Given the prevalence of glow-in-the-dark radium-226-containing dials and gauges in aircraft (and spacecraft), I called up Lisa Young, a conservator at the Smithsonian’s National Air and Space Museum (NASM) to find out how she deals with radioactive objects in their collection.
Young explained that the government sets limits for the amount of radiation that can emerge from a museum display: 2 milli Roentgen (mR) per hour. “But we aim for under 1 mR/hr at the NASM to err on the safe side,” she added.
I needed some context for what 2 mR/hour dose means so I did a back-of-the-envelope calculation:
According to the Health Physics Society, people who work with radiation in the US can only be exposed to 5000 mR in a year. This means you’d have to stand in front of a radioactive museum display for at least four months, 24-hours a day to get the same amount of radiation permissible to an X-ray technician at work in a year. Since most people don’t spend more than an hour or two in a museum, this 2 mR/hour dose limit makes for a pretty low risk experience.
Of course, museum staff has to monitor radioactive objects in their collection to make sure emissions are within the legal limit. Young told me that last year she and some colleagues did an extensive survey of NASM artifacts to ensure just that.

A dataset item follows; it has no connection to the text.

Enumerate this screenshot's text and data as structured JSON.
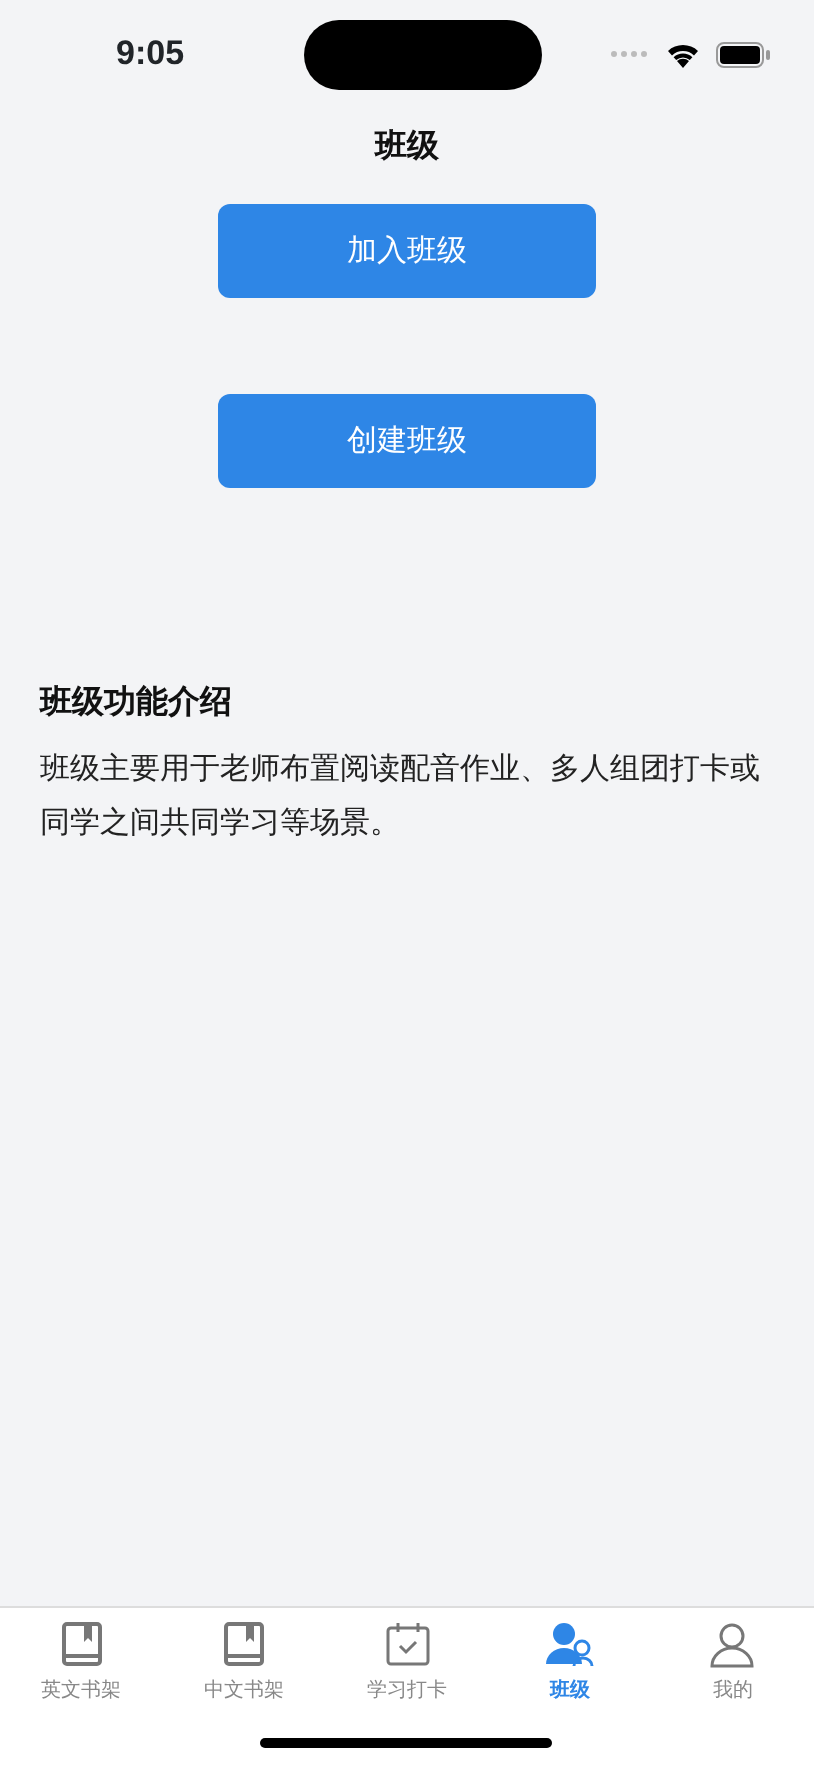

After the survey, the team only decided to make a few minor changes to displays, Young said, such as closing cockpit doors to add an extra barrier between radioactive dials and the public, or moving radioactive artifacts in display cases to the very back, so as to increase distance between viewer and object.
As for that vintage radium-painted watch heirloom hanging around your house: I’d get a scintillator and measure how much radioactivity you’re being exposed to. In addition to ensuring your exposure is not too high, you may also be subject to a new federal register for radium-containing objects enacted by the National Regulatory Commission in 2007.
A quick peek on eBay reveals there’s a reasonably robust trade for radium-watches online, although some folks donate such items to museums for safekeeping.
“People are always bringing me in watches with radium dials,” said Karen Green, a curator the National Atomic Testing Museum near Las Vegas. “I say “thank you” and then they go in to a lead-lined bag. We try to keep exposure at a minimum.”